In economy some things have positive correlation with interest & some have negative correlation with interest rate.
For example: if interest rate increases in economy then increase in borrowing cost of companies then companies will less attractive to take borrowings because it will increase 'Cost of Capital' of companies,
Due to this lower demand of money in economy , less employment due to constraint of new business that industry do with new investment .
If there is more supply of money in terms of saving then Bank interest rate would be down so that Persons would be less attractive to savings.
This would until demand and supply come to an equilibrium.
However, this is theoretically but in real life there are lot of factors due to which above written links not be 100% accurate .

Due to Interest rate, stock market affected in the below manner:
1. Suppose if US increase their Fed rate . It means now US residents get more return in their own country so they will be less attractive to invest in India so there will be outflow from India. Due to this India stock market going to fall if DII would not nullify this effect by their investment.
2. If all things are constant then due to this outflow there is increase in demand of US dollars in Foreign Exchange Market and increase in supply of INR. So Indian currency exchange going to depreciate.
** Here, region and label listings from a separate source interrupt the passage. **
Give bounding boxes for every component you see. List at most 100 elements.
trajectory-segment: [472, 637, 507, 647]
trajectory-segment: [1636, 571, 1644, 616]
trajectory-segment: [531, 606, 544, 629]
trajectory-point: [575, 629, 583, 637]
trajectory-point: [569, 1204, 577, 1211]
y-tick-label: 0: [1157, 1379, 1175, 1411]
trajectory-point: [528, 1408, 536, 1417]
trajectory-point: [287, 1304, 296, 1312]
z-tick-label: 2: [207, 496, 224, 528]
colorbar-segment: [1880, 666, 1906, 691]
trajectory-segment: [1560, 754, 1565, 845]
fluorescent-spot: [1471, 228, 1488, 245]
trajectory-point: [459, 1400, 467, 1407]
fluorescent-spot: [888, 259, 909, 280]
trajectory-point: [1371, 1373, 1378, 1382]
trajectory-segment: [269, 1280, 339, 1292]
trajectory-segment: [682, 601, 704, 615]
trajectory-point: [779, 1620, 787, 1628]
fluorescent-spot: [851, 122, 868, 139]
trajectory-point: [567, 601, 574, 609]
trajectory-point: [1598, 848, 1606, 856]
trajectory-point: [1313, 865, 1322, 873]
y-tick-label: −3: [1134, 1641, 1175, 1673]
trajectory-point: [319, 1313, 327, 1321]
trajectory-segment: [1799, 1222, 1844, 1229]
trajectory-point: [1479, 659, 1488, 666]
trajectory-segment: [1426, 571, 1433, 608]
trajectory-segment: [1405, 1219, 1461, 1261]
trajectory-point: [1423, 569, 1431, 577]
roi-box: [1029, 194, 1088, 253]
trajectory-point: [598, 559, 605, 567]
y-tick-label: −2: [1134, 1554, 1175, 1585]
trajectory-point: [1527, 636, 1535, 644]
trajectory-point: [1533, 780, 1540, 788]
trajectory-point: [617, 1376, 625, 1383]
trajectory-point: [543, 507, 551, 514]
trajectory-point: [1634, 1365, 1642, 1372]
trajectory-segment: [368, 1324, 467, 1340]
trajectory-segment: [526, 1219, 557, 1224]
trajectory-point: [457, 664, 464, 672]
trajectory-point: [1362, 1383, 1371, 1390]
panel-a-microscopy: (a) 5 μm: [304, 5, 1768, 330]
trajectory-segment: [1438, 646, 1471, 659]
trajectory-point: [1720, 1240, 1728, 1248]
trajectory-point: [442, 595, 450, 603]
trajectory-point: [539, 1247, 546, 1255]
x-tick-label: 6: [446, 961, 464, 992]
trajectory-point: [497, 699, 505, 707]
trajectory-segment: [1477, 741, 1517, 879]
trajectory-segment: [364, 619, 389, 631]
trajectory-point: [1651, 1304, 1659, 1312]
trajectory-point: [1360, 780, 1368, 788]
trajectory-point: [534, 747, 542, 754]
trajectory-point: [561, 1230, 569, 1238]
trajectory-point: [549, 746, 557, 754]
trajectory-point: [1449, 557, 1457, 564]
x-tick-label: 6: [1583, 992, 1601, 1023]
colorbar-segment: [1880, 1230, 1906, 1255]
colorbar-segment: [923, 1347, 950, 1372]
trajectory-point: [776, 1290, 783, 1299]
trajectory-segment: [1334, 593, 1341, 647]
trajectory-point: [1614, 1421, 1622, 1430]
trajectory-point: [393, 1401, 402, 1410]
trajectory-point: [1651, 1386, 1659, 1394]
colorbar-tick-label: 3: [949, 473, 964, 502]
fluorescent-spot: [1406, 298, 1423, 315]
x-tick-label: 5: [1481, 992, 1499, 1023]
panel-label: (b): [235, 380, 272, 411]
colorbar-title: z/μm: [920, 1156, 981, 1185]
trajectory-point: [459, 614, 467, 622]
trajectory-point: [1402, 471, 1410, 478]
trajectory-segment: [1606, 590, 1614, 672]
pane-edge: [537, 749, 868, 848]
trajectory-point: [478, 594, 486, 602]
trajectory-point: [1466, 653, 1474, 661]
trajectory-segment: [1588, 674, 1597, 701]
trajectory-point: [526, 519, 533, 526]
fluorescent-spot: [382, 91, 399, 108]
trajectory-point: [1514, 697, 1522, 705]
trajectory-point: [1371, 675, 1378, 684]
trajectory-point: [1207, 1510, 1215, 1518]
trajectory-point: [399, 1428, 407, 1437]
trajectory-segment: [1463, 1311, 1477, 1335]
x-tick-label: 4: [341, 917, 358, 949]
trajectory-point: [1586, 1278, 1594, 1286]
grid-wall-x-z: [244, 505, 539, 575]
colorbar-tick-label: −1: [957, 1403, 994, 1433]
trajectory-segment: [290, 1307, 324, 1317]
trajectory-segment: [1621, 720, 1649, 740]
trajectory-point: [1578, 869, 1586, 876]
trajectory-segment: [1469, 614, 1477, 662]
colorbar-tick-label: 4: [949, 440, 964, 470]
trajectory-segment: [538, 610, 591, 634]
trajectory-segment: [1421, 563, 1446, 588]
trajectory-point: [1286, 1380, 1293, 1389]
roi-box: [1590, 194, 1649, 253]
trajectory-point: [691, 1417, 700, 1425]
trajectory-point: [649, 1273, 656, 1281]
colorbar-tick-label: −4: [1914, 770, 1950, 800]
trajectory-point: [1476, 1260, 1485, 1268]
As interest rates move up, the cost of borrowing becomes more expensive. This means that demand for lower-yield bonds will drop, causing their price to drop. As interest rates fall, it becomes easier to borrow money and many companies will issue new bonds to finance expansion.

Once the interest rates on the bonds increase, they become much more attractive as compared to the stocks, pertaining to the risk factor associated with stocks, Funds, therefore, flow towards the bond market from the stock market indicating the rise in demand for bonds at the cost of stocks.